En Allemagne, la scène metal underground bénéficie du “Kulturförderung” (soutien culturel public systématique, y compris sur le circuit extrême – cf Metal Hammer Allemagne 2019) et d’une kyrielle de petites salles municipalisées où les jeunes combos peuvent jouer… parfois pour une pinte et deux Bretzel, mais le public répond présent.

En France, sauf rares exceptions (Nantes, Montpellier, l’Est qui résiste…), c’est plutôt chacun pour soi – et tant pis pour ceux qui voudraient tenter l’aventure hors covers de Nirvana.

Peut-on inverser la tendance ?

On pourrait croire que tout est foutu. Mais non, il y a des brèches dans l’armure. Dans certaines villes, des collectifs comme Make It Sabbathy (Paris), Blow Up Fest (Lyon), ou la scène Toulousaine (Rocksane, Le Metronum) osent programmer des soirées metal avec du sang neuf. Certes, il faut rameuter le public comme un parrain de la mafia, mais l’énergie est là… pour peu qu’on ne laisse pas la paperasse (et le voisin antisocial) faire la loi.
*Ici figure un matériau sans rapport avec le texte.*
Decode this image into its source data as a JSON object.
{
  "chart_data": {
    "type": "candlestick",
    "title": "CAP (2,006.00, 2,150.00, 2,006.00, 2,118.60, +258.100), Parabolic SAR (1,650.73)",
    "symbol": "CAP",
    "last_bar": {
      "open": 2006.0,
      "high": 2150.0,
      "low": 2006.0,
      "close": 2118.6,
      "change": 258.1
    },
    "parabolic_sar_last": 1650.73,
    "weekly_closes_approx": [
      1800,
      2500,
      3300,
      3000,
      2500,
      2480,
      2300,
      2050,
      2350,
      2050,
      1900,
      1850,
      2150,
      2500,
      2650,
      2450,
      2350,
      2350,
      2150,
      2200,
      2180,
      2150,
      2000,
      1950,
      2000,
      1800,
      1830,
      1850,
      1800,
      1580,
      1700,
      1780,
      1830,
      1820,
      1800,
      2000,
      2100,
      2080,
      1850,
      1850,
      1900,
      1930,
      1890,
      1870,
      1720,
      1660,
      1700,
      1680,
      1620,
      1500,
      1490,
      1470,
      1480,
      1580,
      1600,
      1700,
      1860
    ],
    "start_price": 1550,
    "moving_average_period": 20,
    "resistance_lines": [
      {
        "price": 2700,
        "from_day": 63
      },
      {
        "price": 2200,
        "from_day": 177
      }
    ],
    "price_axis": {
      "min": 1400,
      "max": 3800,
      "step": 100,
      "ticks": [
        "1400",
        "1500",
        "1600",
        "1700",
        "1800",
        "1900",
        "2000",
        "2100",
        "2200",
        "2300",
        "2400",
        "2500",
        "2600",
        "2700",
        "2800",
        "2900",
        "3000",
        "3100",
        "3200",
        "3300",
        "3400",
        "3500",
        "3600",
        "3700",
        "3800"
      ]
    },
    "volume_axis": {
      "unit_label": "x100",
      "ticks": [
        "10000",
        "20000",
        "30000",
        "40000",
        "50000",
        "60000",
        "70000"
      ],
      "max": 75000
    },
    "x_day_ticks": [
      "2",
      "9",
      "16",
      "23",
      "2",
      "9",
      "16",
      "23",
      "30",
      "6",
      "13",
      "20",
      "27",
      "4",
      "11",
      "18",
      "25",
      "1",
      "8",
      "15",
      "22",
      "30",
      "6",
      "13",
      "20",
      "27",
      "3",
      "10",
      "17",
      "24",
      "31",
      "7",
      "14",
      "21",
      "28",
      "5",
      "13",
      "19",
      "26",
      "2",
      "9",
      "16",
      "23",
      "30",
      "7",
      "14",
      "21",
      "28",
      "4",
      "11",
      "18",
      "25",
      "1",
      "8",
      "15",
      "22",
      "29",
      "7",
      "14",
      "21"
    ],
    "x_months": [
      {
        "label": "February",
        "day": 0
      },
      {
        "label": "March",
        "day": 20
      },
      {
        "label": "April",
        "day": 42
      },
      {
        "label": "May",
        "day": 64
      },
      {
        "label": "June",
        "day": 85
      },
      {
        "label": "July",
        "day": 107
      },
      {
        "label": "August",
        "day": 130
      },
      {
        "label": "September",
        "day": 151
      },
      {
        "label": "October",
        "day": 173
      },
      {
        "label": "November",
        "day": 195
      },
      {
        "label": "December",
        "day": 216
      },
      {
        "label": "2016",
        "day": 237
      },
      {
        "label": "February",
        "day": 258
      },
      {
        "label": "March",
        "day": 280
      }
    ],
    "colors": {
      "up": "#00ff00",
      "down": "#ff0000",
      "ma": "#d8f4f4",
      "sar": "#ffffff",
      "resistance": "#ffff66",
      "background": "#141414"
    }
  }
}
Quelques pistes concrètes qui marchent (ou pourraient marcher) :

  • Mise en place de “cartes jeunes musiciens” donnant accès à des scènes locales à bas prix, testées à Rennes et Toulouse.
  • Réseaux associatifs appuyés par les villes, avec subventions “cagnottes concerts découverte” (modèle espagnol, voir “Girona Metal Fest”).
  • Initiatives privées type “living-room gigs” : des concerts chez l’habitant – micro-scènes, macro-vibes.
  • Collaborations entre salles et lieux de répétition : réservation automatique de créneaux “set découverte”.
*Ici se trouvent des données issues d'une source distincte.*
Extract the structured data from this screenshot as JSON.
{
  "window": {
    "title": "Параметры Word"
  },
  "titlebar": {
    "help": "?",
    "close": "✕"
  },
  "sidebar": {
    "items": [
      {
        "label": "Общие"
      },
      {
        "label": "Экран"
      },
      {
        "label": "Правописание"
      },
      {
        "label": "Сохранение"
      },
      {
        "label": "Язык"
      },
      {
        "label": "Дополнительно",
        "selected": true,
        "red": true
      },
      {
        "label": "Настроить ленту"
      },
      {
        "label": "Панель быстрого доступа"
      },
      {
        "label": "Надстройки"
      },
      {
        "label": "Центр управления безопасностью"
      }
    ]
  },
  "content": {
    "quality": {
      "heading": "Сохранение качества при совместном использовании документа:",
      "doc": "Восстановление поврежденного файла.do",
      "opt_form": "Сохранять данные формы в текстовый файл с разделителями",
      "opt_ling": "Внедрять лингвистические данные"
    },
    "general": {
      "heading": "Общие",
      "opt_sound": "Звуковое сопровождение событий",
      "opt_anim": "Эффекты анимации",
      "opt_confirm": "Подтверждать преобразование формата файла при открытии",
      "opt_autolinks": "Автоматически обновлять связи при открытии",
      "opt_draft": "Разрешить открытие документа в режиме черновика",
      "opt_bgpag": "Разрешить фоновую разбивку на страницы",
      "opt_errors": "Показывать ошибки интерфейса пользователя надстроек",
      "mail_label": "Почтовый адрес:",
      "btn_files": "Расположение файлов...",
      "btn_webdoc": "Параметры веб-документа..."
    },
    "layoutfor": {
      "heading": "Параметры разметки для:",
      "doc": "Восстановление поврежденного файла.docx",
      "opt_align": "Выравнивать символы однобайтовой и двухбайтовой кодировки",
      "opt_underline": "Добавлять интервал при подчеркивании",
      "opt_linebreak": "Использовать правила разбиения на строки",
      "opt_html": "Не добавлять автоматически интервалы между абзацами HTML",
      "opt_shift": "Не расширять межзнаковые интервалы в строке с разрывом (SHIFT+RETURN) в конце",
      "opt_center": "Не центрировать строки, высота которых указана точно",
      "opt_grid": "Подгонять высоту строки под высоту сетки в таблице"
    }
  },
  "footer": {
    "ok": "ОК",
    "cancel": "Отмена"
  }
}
C’est donc une question de volonté collective plus que d’impossibilité structurelle.

Relancer les machines ou mourir avec son ampli à la main ?

Sans scènes locales, le metal ne se renouvellera plus : il recycle, il stagne, il s’auto-parodie. Regardez combien de groupes émergents français sont passés à l’échelle supérieure ces dix dernières années… De mémoire : Regarde Les Hommes Tomber, Fange, Pertubator (ok, un peu synth mais il vient du giron metal), Fractal Universe. C’est tout ? Non, mais pas loin.
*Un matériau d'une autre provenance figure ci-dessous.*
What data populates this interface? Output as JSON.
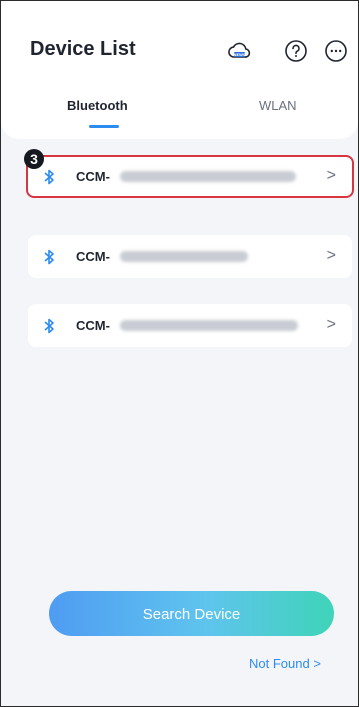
{
  "header": {
    "title": "Device List",
    "icons": [
      "cloud-news-icon",
      "help-icon",
      "more-icon"
    ],
    "cloud_icon_text": "NEWS"
  },
  "tabs": [
    {
      "label": "Bluetooth",
      "active": true
    },
    {
      "label": "WLAN",
      "active": false
    }
  ],
  "step_badge": "3",
  "devices": [
    {
      "name": "CCM-",
      "highlighted": true
    },
    {
      "name": "CCM-",
      "highlighted": false
    },
    {
      "name": "CCM-",
      "highlighted": false
    }
  ],
  "chevron": ">",
  "search_button": "Search Device",
  "not_found_link": "Not Found >",
  "colors": {
    "accent": "#2d8cf0",
    "highlight_border": "#d7353f",
    "gradient_start": "#4f9cf2",
    "gradient_end": "#3fd4b8"
  }
}
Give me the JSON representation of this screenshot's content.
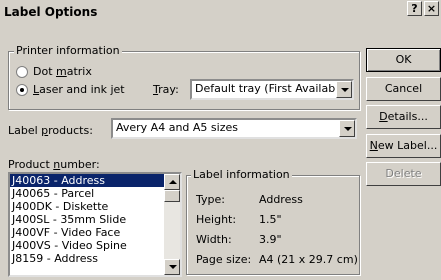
{
  "window": {
    "title": "Label Options",
    "help_label": "?",
    "close_label": "×"
  },
  "printer_info": {
    "legend": "Printer information",
    "options": [
      {
        "label_pre": "Dot ",
        "label_u": "m",
        "label_post": "atrix",
        "selected": false
      },
      {
        "label_pre": "",
        "label_u": "L",
        "label_post": "aser and ink jet",
        "selected": true
      }
    ],
    "tray_label_u": "T",
    "tray_label_rest": "ray:",
    "tray_value": "Default tray (First Available Tra"
  },
  "label_products": {
    "label_pre": "Label ",
    "label_u": "p",
    "label_post": "roducts:",
    "value": "Avery A4 and A5 sizes"
  },
  "product_number": {
    "label_pre": "Product ",
    "label_u": "n",
    "label_post": "umber:",
    "items": [
      "J40063 - Address",
      "J40065 - Parcel",
      "J400DK - Diskette",
      "J400SL - 35mm Slide",
      "J400VF - Video Face",
      "J400VS - Video Spine",
      "J8159 - Address"
    ],
    "selected_index": 0
  },
  "label_information": {
    "legend": "Label information",
    "rows": [
      {
        "key": "Type:",
        "value": "Address"
      },
      {
        "key": "Height:",
        "value": "1.5\""
      },
      {
        "key": "Width:",
        "value": "3.9\""
      },
      {
        "key": "Page size:",
        "value": "A4 (21 x 29.7 cm)"
      }
    ]
  },
  "buttons": {
    "ok": "OK",
    "cancel": "Cancel",
    "details_u": "D",
    "details_rest": "etails...",
    "new_label_u": "N",
    "new_label_rest": "ew Label...",
    "delete": "Delete"
  }
}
Le constat est là. La scène locale est l’humus, le terreau, la cloche à fromage du metal français. Sans elle, rien ne pousse, tout se fige sous le formica des comptoirs.

Le seul vaccin contre l’immobilisme, c’est la sueur sous les néons poussiéreux des salles de banlieue, les retours de baffle mal réglés, le catering 100% chips-blonde tiède. C’est là, et seulement là, que naîtront les prochains monstres. Le metal français sera bruyant, ou ne sera pas.